Cellular cation homeostasis in mouse erythrocytes with defective membrane skeletons was examined in three mouse mutants, hemolytic anemia (sphha/sphha), spherocytosis (sph/sph), and normoblastosis (nb/nb), and compared with reticulocytes produced by repetitive bleeding of congenic normal mice. To assess reticulocyte maturity, nucleic acid and transferrin receptor contents were measured by fluorescence flow cytometry; mutant cells were somewhat more mature than normal reticulocytes by these criteria. Red blood cell (RBC) sodium contents (Nac+) in homozygous sphha/sphha, sph/sph, and nb/nb animals were 30.1 +/- 0.9, 28.9 +/- 0.3, and 26.9 +/- 1.5 mmol/L cell, respectively, whereas cellular potassium (Kc+) was 102 +/- 2.6, 101 +/- 7.8, and 97.4 +/- 3.0. Nac+ and Kc+ in normal reticulocyte preparations were 11.3 +/- 0.7 and 123 +/- 10, respectively. Net Na+ and K+ fluxes in the presence of ouabain were markedly increased in mutant RBCs. Sodium uptake was 14.8 +/- 1.6, 15.4 +/- 3.3, and 14.7 +/- 3.1 mmol/L cell/h in sphha/sphha, sph/sph, and nb/nb mutants, respectively, whereas K+ loss was 17.0 +/- 4.0, 15.0 +/- 3.8, and 14.1 +/- 2.6. Normal mouse reticulocytes gained Na+ at a rate of 3.9 +/- 1.0 mmol/L cell/h and lost K+ at 6.0 +/- 2.1, rates indistinguishable from those in mature mouse RBCs.
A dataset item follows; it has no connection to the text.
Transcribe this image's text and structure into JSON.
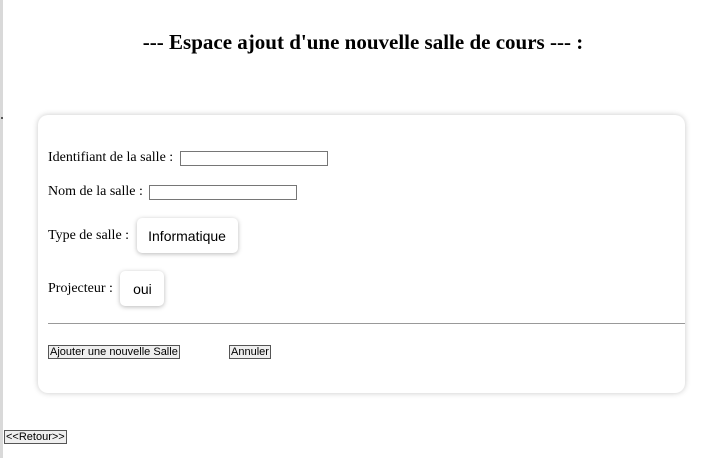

Potassium loss from sphha/sphha and nb/nb cells was not dependent on the presence of a Na+ gradient, and net cation movements were insensitive to bumetanide (sphha/sphha and nb/nb RBCs) and to chloride replacement with sulfamate (nb/nb cells). We conclude that mutant mouse RBCs with dysfunctional membrane skeletons have increased passive permeability to monovalent cations. These findings support a role of the membrane skeleton in the maintenance of the membrane permeability barrier and suggest that the abnormal permeability associated with human hereditary spherocytosis and elliptocytosis may be a consequence of the membrane skeleton defects reported in these disorders.